Intervention de Béatrice Buguet

Réunion du mercredi 16 septembre 2020 à 14h00
Commission d'enquête sur l'évaluation des politiques publiques de santé environnementale

Béatrice Buguet, inspectrice générale des affaires sociales :

Les différents exemples que j'ai cités illustrent le fait que la décision ne se situe pas à un seul niveau. Pour autant, la volonté politique peut être motivée par différentes dimensions : la dimension éthique et l'attachement à la vie et la santé humaine, qui est quand même un point assez commun entre les différents gouvernants, quelle que soit leur orientation politique ; la dimension financière ; la dimension juridique et de responsabilité, que les gouvernants perçoivent sans doute de plus en plus. La préservation de la santé et l'absence éventuelle d'actions devant des facteurs de nocivité majeurs engagent des responsabilités. Un rapport rendu par différentes inspections générales sur les produits phytosanitaires a montré que la mise en cause de la responsabilité pour non-action était pertinente dans ce domaine.

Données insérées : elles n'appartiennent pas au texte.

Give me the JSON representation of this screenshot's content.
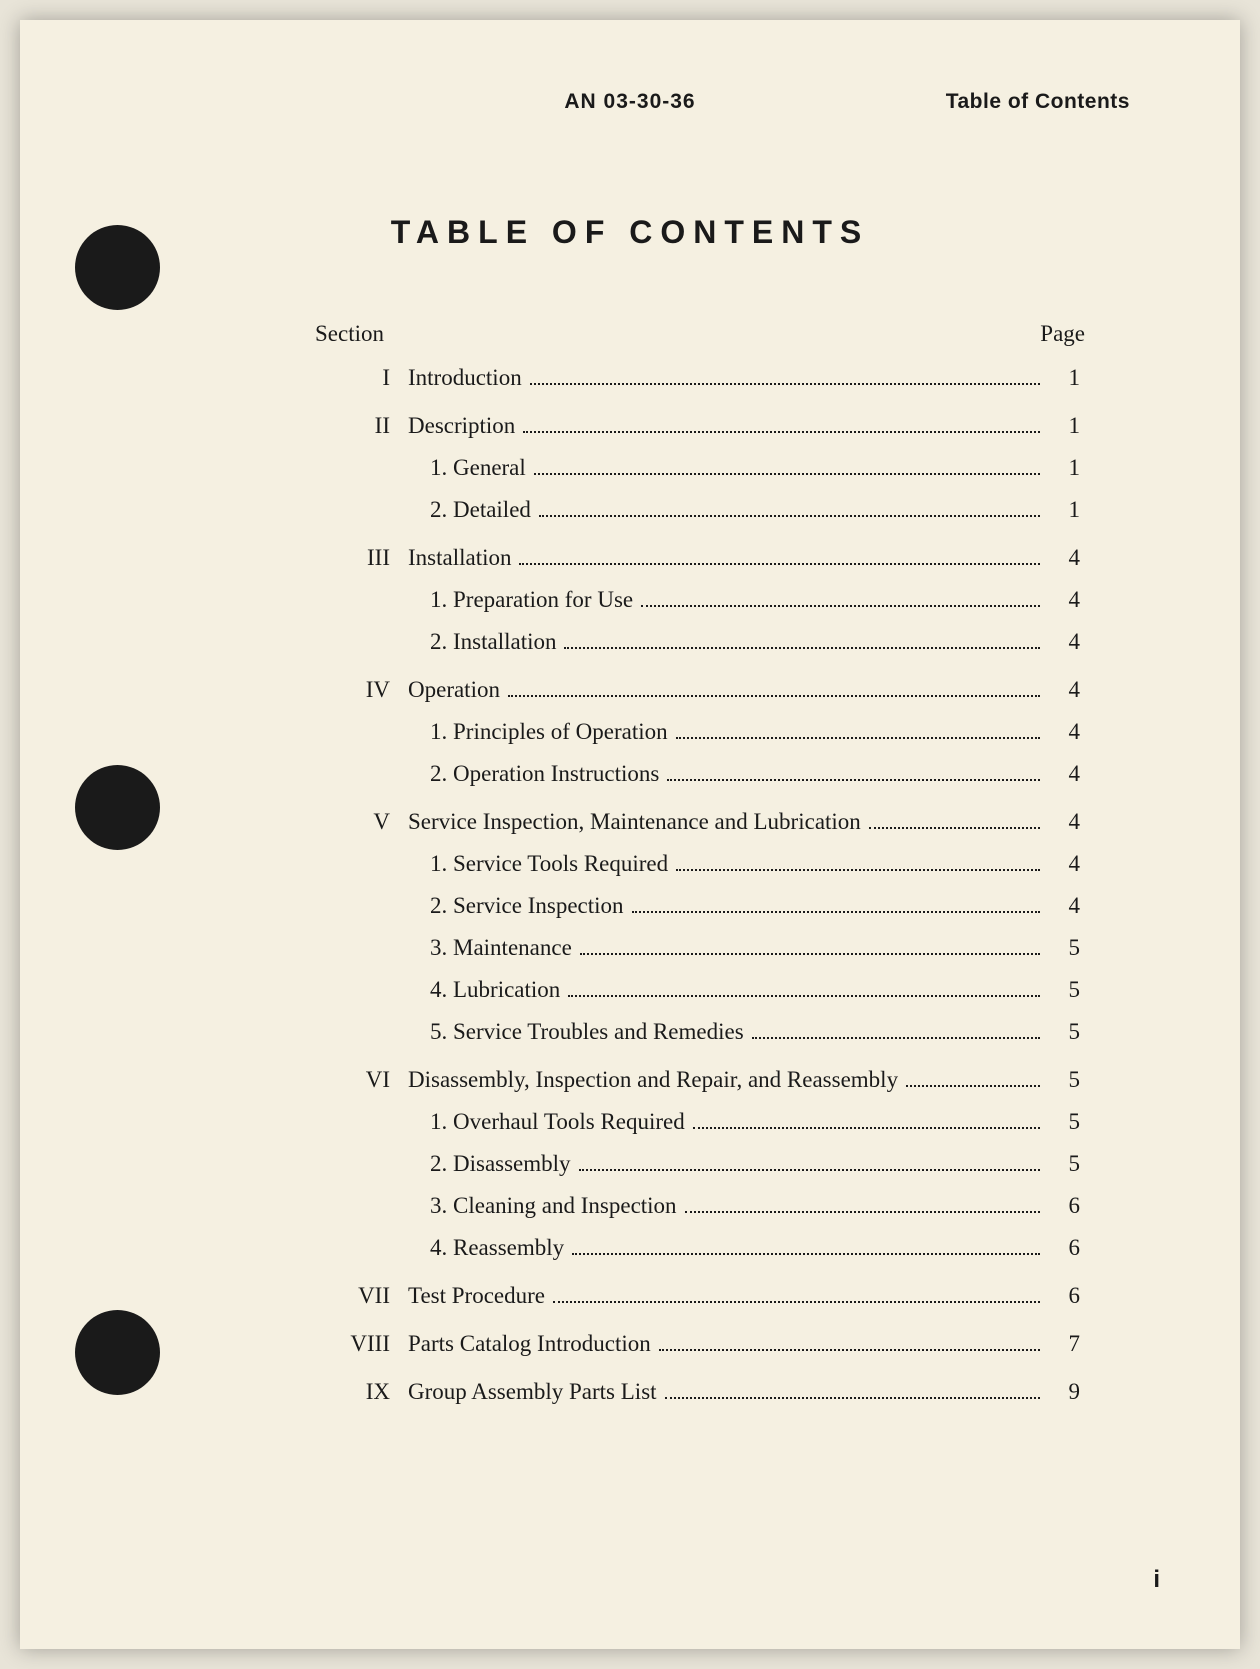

En septembre 2018, le Président de la République s'est rendu en Martinique et a déclaré que « l'État prendra sa part de responsabilité et avancera dans le chemin de la réparation, au sujet du scandale environnemental lié au pesticide chlordécone, fruit d'un aveuglement collectif ». Or la chlordécone, qui est un pesticide organochloré, polluant organique persistant, est un perturbateur endocrinien reconnu comme neurotoxique. Elle a été classée cancérogène possible dès 1979 par l'OMS. En France, une interdiction a été prononcée à deux reprises par la commission des toxiques en agriculture, mais l'autorisation d'utiliser la chlordécone dans les Antilles françaises a été accordée en 1972, à titre provisoire, puis renouvelée. Dans le même temps, en 1976, la même substance était interdite aux États-Unis. Dans les Antilles françaises, les dérogations successives qui ont fait échec à l'interdiction ont duré jusqu'en 1993. Nous n'étions pas dans l'ignorance, mais dans les dérogations successives. Je vous laisse faire des parallèles avec d'autres sujets, si vous le souhaitez.

En tout état de cause, les données ne sont pas toujours disponibles. Parmi les risques, certains ne sont pas suspectés. Il n'est donc pas possible d'agir contre eux. Les risques suspectés entrent quant à eux dans le champ du principe de précaution. Il s'agissait en l'occurrence d'un risque avéré, pour lequel le principe de prévention devait s'appliquer. Nous sommes désormais dans le principe de réparation. En réalité, les données sont présentes. Pour cette raison, il est particulièrement important, non pas d'attendre un hypothétique portail disponible dans dix ans, mais de se dépêcher de le mettre en place, de souligner le grand intérêt des portails ponctuels existants ou en cours de création, sous tel ou tel support et d'arriver à trouver un support, porté par le GSE ou d'une autre manière, permettant l'interopérabilité des données et la connaissance publique des données.

Dans le cas de l'amiante, de décision repoussée en décision repoussée, c'est un lanceur d'alerte qui a finalement provoqué le « scandale de l'amiante ». En réalité, entre le moment où le premier tableau de maladie professionnelle a été publié et celui où l'interdiction a été prononcée, près de cinquante ans se sont écoulés. Aucune raison ne justifie que dans notre société, qui est une société de l'information, ces données ne soient pas réellement prises en compte. Nous disposons des outils nécessaires, au moins virtuellement. Il importe de les rassembler et de les mettre en valeur.